Tubbs further argues that, given his advanced age, transfer would prove unfair. He also urges the court to give effect to his chosen forum, which retains an interest in this controversy. However, the undersigned is not persuaded that Tubbs will go to trial more quickly if his case remains in Louisiana. The Delaware Bankruptcy Court has stated that it can resolve these issues expeditiously. Moreover, delays associated with the automatic stay will be ameliorated if Tubbs proceeds in that court. While the undersigned certainly is not unsympathetic to Tubbs and his choice of forum, or blind to the fact that the timing of the bankruptcy filing gives the appearance that Defendants engaged in forum shopping, these considerations simply are outweighed by the countervailing circumstances of this particular case. See discussion, supra.

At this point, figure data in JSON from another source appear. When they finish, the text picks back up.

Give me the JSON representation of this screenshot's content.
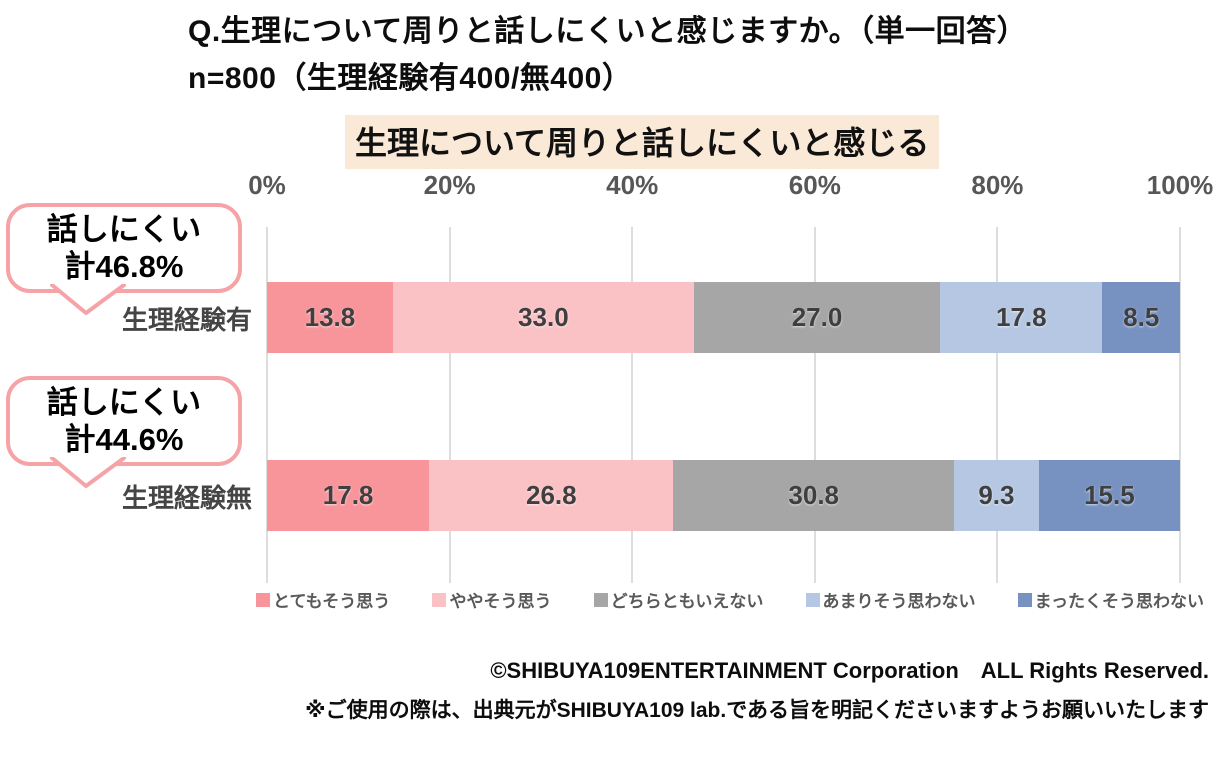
{
  "header": {
    "question_line1": "Q.生理について周りと話しにくいと感じますか。（単一回答）",
    "question_line2": "n=800（生理経験有400/無400）",
    "highlight_title": "生理について周りと話しにくいと感じる"
  },
  "chart_data": {
    "type": "bar",
    "orientation": "horizontal-stacked",
    "title": "生理について周りと話しにくいと感じる",
    "categories": [
      "生理経験有",
      "生理経験無"
    ],
    "series": [
      {
        "name": "とてもそう思う",
        "color": "#F7959B",
        "values": [
          13.8,
          17.8
        ]
      },
      {
        "name": "ややそう思う",
        "color": "#FBC2C6",
        "values": [
          33.0,
          26.8
        ]
      },
      {
        "name": "どちらともいえない",
        "color": "#A6A6A6",
        "values": [
          27.0,
          30.8
        ]
      },
      {
        "name": "あまりそう思わない",
        "color": "#B5C7E2",
        "values": [
          17.8,
          9.3
        ]
      },
      {
        "name": "まったくそう思わない",
        "color": "#7792C1",
        "values": [
          8.5,
          15.5
        ]
      }
    ],
    "x_ticks": [
      "0%",
      "20%",
      "40%",
      "60%",
      "80%",
      "100%"
    ],
    "xlim": [
      0,
      100
    ],
    "grid": true,
    "legend_position": "bottom"
  },
  "callouts": [
    {
      "line1": "話しにくい",
      "line2": "計46.8%"
    },
    {
      "line1": "話しにくい",
      "line2": "計44.6%"
    }
  ],
  "colors": {
    "highlight_bg": "#FBE9D8",
    "callout_border": "#F5A3A6",
    "gridline": "#DDDDDD",
    "tick_text": "#575757"
  },
  "footer": {
    "copyright": "©SHIBUYA109ENTERTAINMENT Corporation　ALL Rights Reserved.",
    "note": "※ご使用の際は、出典元がSHIBUYA109 lab.である旨を明記くださいますようお願いいたします"
  }
}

In sum, the court finds that the balance of factors clearly favors transfer to the Delaware Bankruptcy Court under 28 U.S.C. §§' 1404(a) and/or 1412.
Conclusion
For the foregoing reasons, IT IS RECOMMENDED that Plaintiffs' motion to abstain and for remand, plus associated request for costs, expenses, and fees [doc. # 2], be DENIED.
IT IS FURTHER RECOMMENDED that Defendants' motions to transfer venue [doc. #s 6 & 9] be GRANTED, and that this matter be TRANSFERRED to the United States District Court for the District of Delaware for referral to the District of Delaware Bankruptcy Court. 28 U.S.C. §§ 1404(a) and/or 1412.
Under the provisions of 28 U.S.C. § 636(b)(1)(C) and Fed.R.Civ.P. 72(b), the parties have fourteen (14) days from service of this Report and Recommendation to file specific, written objections with the Clerk of Court. A party may respond to another party's objections within fourteen (14) days after being served with a copy thereof. A courtesy copy of any objection or response or request for extension of time shall be furnished to the District Judge at the time of filing. Timely objections will be considered by the District Judge before he makes a final ruling.
A PARTY'S FAILURE TO FILE WRITTEN OBJECTIONS TO THE PROPOSED FINDINGS, CONCLUSIONS AND RECOMMENDATIONS CONTAINED IN THIS REPORT WITHIN FOURTEEN (14) DAYS FROM THE DATE OF ITS SERVICE SHALL BAR AN AGGRIEVED PARTY, EXCEPT ON GROUNDS OF PLAIN ERROR, FROM ATTACKING ON APPEAL THE UNOBJECTED-TO PROPOSED FACTUAL FINDINGS AND LEGAL CONCLUSIONS ACCEPTED BY THE DISTRICT JUDGE.